Что же касается общероссийских подсчетов… Напомню, что потомственные дворяне составляли примерно 1 процент от дореволюционного общества. ХХ век, конечно, многое изменил: при большевиках дворянство и духовенство уничтожались наиболее целенаправленно, шел настоящий стратоцид. Поэтому сейчас, думаю, дворян в России не более 0,5 процента. Причем большинство из них в той или иной степени потомки союзов с представителями других сословий — сословные браки в России в XX веке стали исключением.
— Вы сказали, что в собрание вступают далеко не все. Почему?
— Я много думал над этим — причины самые разные. Например, полная историческая амнезия: многие до сих пор не знают, что они потомки дворян. Папу или дедушку посадили, расстреляли, сослали, появился отчим, и все — связь поколений прервалась. А мамы или бабушки, стараясь спасти детей и внуков, ничего им не рассказывали. Думали, и не без оснований, что советская власть — это навсегда. Я и сам так считал, когда начал учиться в институте, в начале 1980-х. А ведь оставалось всего несколько лет до перестройки… Так что люди просто утратили знание своих корней.
Впрочем, даже те, кто и знает о своем происхождении, возможно, не придают этому особого значения: какое дело в XXI веке до дворянских предков? Сегодня даже вопрос национальности и родной страны размывается. Считается, что родина там, где много платят. Хорошо это или плохо — другой вопрос.
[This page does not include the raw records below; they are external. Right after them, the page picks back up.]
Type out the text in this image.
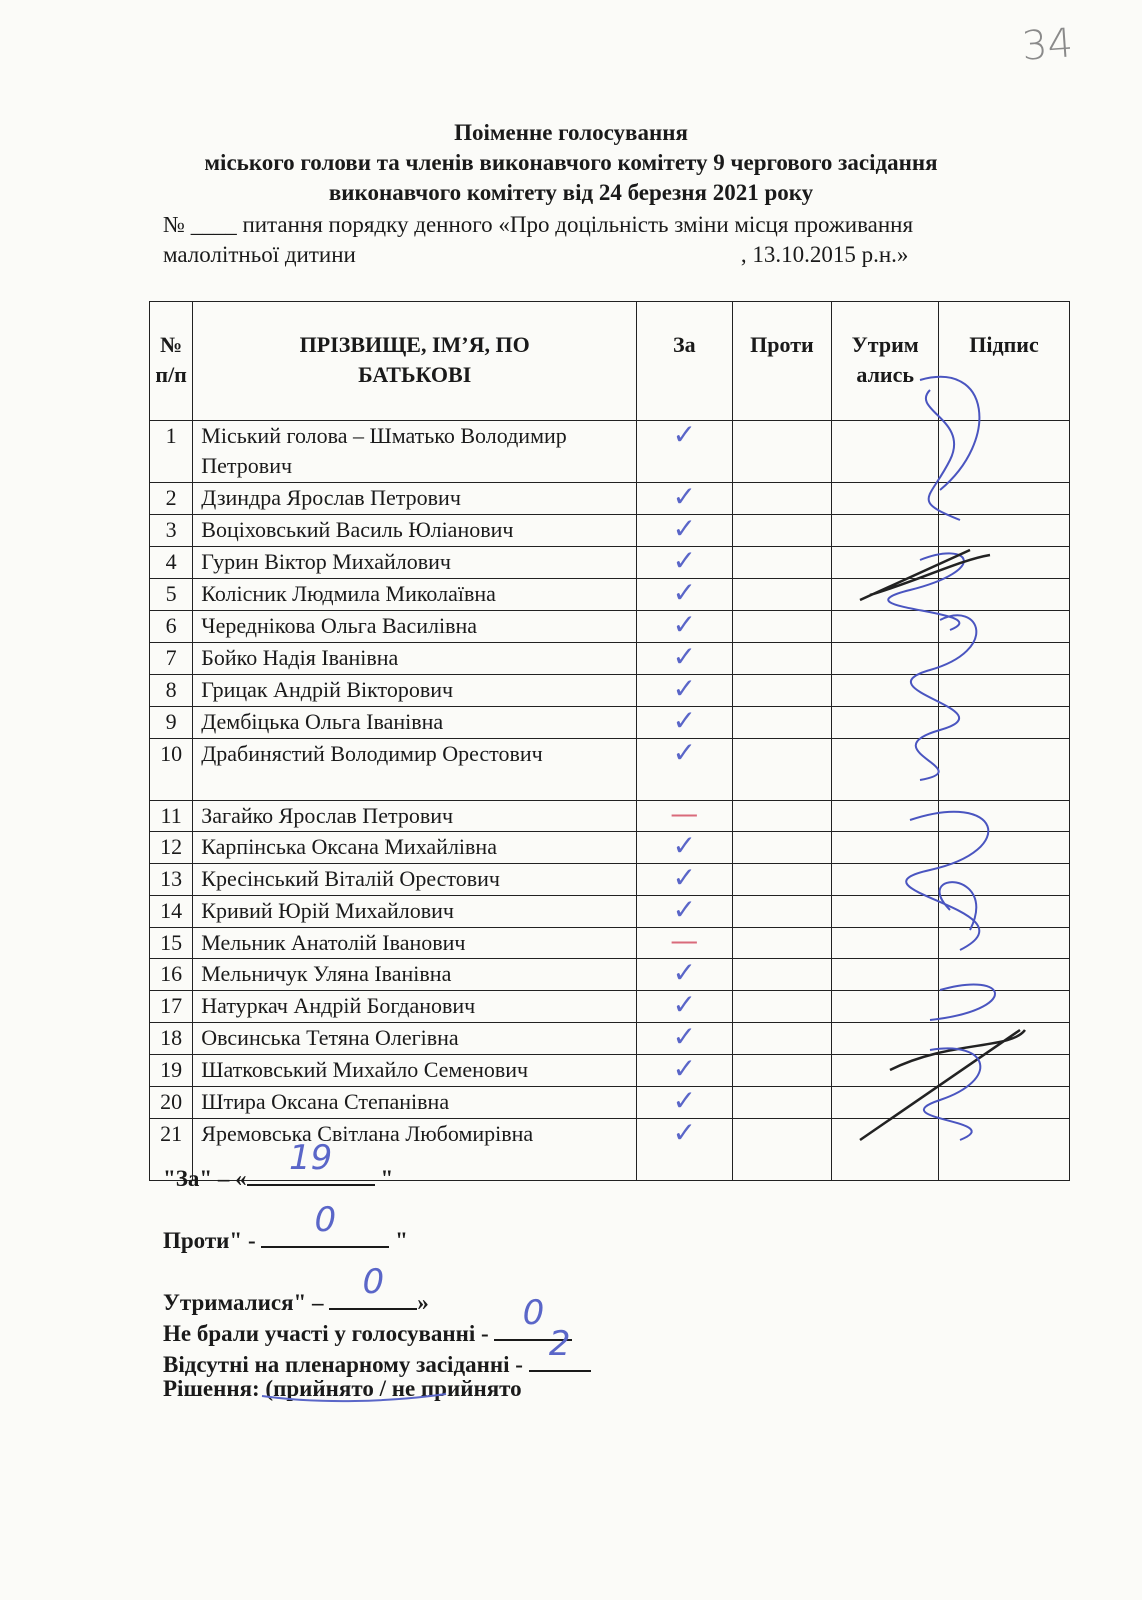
34
Поіменне голосування
міського голови та членів виконавчого комітету 9 чергового засідання
виконавчого комітету від 24 березня 2021 року
№ ____ питання порядку денного «Про доцільність зміни місця проживання
малолітньої дитини	, 13.10.2015 р.н.»
№ п/п	ПРІЗВИЩЕ, ІМ’Я, ПО БАТЬКОВІ	За	Проти	Утрим ались	Підпис
1	Міський голова – Шматько Володимир Петрович	✓			
2	Дзиндра Ярослав Петрович	✓			
3	Воціховський Василь Юліанович	✓			
4	Гурин Віктор Михайлович	✓			
5	Колісник Людмила Миколаївна	✓			
6	Череднікова Ольга Василівна	✓			
7	Бойко Надія Іванівна	✓			
8	Грицак Андрій Вікторович	✓			
9	Дембіцька Ольга Іванівна	✓			
10	Драбинястий Володимир Орестович	✓			
11	Загайко Ярослав Петрович	—			
12	Карпінська Оксана Михайлівна	✓			
13	Кресінський Віталій Орестович	✓			
14	Кривий Юрій Михайлович	✓			
15	Мельник Анатолій Іванович	—			
16	Мельничук Уляна Іванівна	✓			
17	Натуркач Андрій Богданович	✓			
18	Овсинська Тетяна Олегівна	✓			
19	Шатковський Михайло Семенович	✓			
20	Штира Оксана Степанівна	✓			
21	Яремовська Світлана Любомирівна	✓			
"За" – «
19
"
Проти" -
0
"
Утрималися" –
0
»
Не брали участі у голосуванні -
0
Відсутні на пленарному засіданні -
2
Рішення: (прийнято / не прийнято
Потом, Дворянское собрание — все же организация, в нее надо вступить, потратить время на сбор документов, на доказательство своего происхождения. Зачем? Людям просто не хочется этим заниматься. Надо сказать, до революции многие дворяне тоже ленились подтверждать свой статус. Я знаю немало примеров, когда столбовые дворяне были записаны в качестве обыкновенных потомков офицеров или чиновников. Раньше нам иногда говорили: «Что вы тут ЖЭК развели?» Ну, ЖЭК не ЖЭК, а принимаем только по документам, как это делал еще дореволюционный Департамент герольдии.
— Помню, в 1990-е было много скандалов: дворянские корни находили у себя все, кому не лень…
— Была мода — в результате множество липовых, псевдодворянских организаций и самозванцев: Павел II, Николай III, потомки якобы чудом спасшегося царевича Алексея и великих княжон… Как-то раз к нам в собрание пришел мужчина, который отождествлял себя с… Троицей. Я рад, что мода на дворянские корни наконец схлынула, а вместе с ней — и этот мутный поток.
— Ну а те, кто все же доказал и вступил, они кто? Откуда?
— В основном это интеллигенция — творческая, научно-техническая… Речь о потомках тех, кто сумел выжить в советское время. А там все было по-разному. Кто-то встраивался в систему — многие имена вам хорошо известны. Те же, кто встроиться не мог, старались держаться и выживать вместе. Существовал, к примеру, московский семейный клан, куда входили князья Голицыны, Трубецкие, графы Бобринские, многие из них — потомки московского городского головы князя Владимира Михайловича Голицына. Они сумели сохранить себя в советское время, а в 1990-м — самоорганизоваться. Я пришел в собрание одним из первых, прочитав заметку в «Вечерней Москве». Вступил, стал помогать как генеалог и видел, с какой с опаской заходили будущие члены. Многих предостерегали родственники: куда, мол, ты идешь, нас же всех расстреляют. И тем не менее в мае 1990 года группа из 52 человек собралась и провозгласила создание Дворянского собрания. Из этих 52 человек свое дворянство затем подтвердили лишь 16. Но начало было положено. И очень вовремя!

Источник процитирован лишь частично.